Skeletal muscle: Myositis, necrotizing, acute, diffuse, severe, with emphysema and large, occasionally sporulating bacilli.

JPC Comment:

This contributor’s outstanding comment pretty much covers it all! The few points from the conference discussion not covered in the write-up above focused on a review of some of the terminology utilized to describe degenerative and necrotic lesions in skeletal muscle (“loss of cross striations,” “vacuolation,” “fragmentation,” “myofibrillolysis,” “contraction bands”, etc.). Contraction bands, in particular, take some practice to see on an H&E and are characterized by hypercontracted, intensely eosinophilic transverse bands within the sarcoplasm of myocytes. These represent focal myofibrillar disruption and are often seen in rhabdomyolysis, trauma, or ischemia.⁷ They correspond to extremely shortened sarcomeres with obliterated I-bands and H-zones and are an indication of myocyte necrosis.⁷ The contraction bands in these cases can be beautifully revealed with a PTAH stain. For both written and oral descriptions of slides in which a clostridial organism is suspected, Dr. Uzal additionally made a point to mention that there should be mention of whether the bacteria are sporulating or non-sporulating. In this case, there were a few sporulating bacteria present on the H&E; this is reflected in the JPC’s morphologic diagnosis.

Dr.

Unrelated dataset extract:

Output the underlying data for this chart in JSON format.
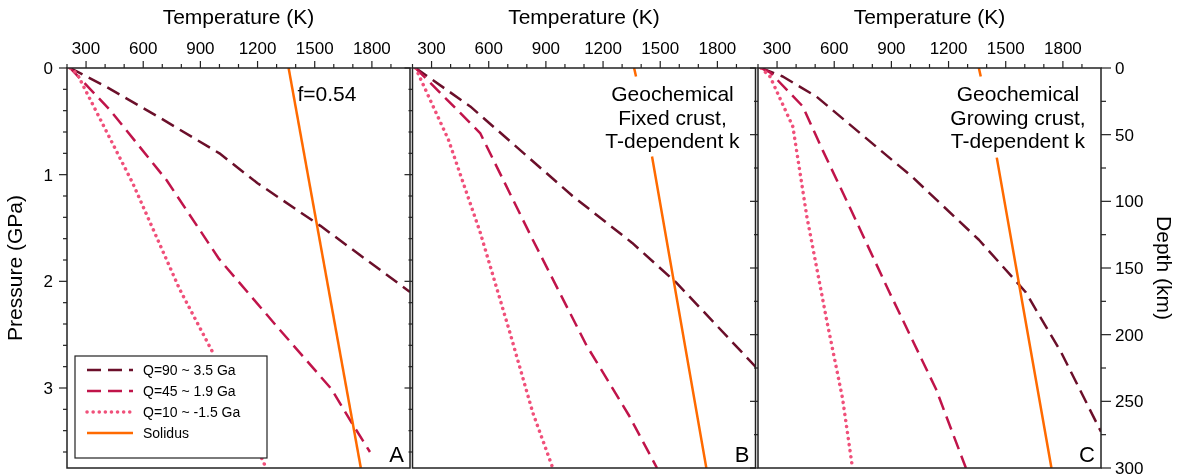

Uzal ran immunohistochemical stains on this case for multiple gas gangrene-causing clostridial species in his lab, as gas gangrene cases are frequently infected with multiple organisms. In this case, there was immunoreactivity for both Clostridium novyi and Paraclostridium sordellii (previously C. sordellii). Of the types of C. novyi listed by the contributor, type A was most likely the offender in this case. The Type A toxin of C. novyi behaves similarly to the A-B toxin of C. difficile discussed above in Case 1. Participants also took note that C. perfringens had been cultured by the contributor and speculated that the C. perfringens were present as bystanders and were not actively contributing to the infection in this cat.

References:

Aronoff DM. Clostridium novyi, sordellii, and tetani: mechanisms of disease. Anaerobe. 2013;24:98-101.
Aronoff DM and Kazanjian PH. Historical and contemporary features of infections due to Clostridium novyi. Anaerobe. 2018;50:80-84.
Cooper BJ and Valentine BA. Muscle and tendon. In: Maxie MG, ed. Pathology of Domestic Animals. 6^th vol. 1. St. Louis, MO: Elsevier; 2016:230-233.
Markey BK, Leonard FC, Archambault M, Cullinane A, Maguire D. Clostridium species. In: Markey BK, Leonard FC, Archambault M, Cullinane A, Maguire D, eds. Clinical Veterinary Microbiology. 2^nd St. Louis, MO: Mosby Elsevier; 2013:215-229.
Nagahama M, Takehara M, Rood JL. Histotoxic clostridial infections. Microbiol Spectrum. 2019;6(4):1-17.
Stevens DL, Aldape MJ, Bryant AE. Life-threatening clostridial infections. Anaerobe. 2012;18:254-259.
Venance SL, Burns KL, Veinot JP, Walley VM. Contraction bands in visceral and vascular smooth muscle. Hum Pathol. 1996;27(10):1035-1041.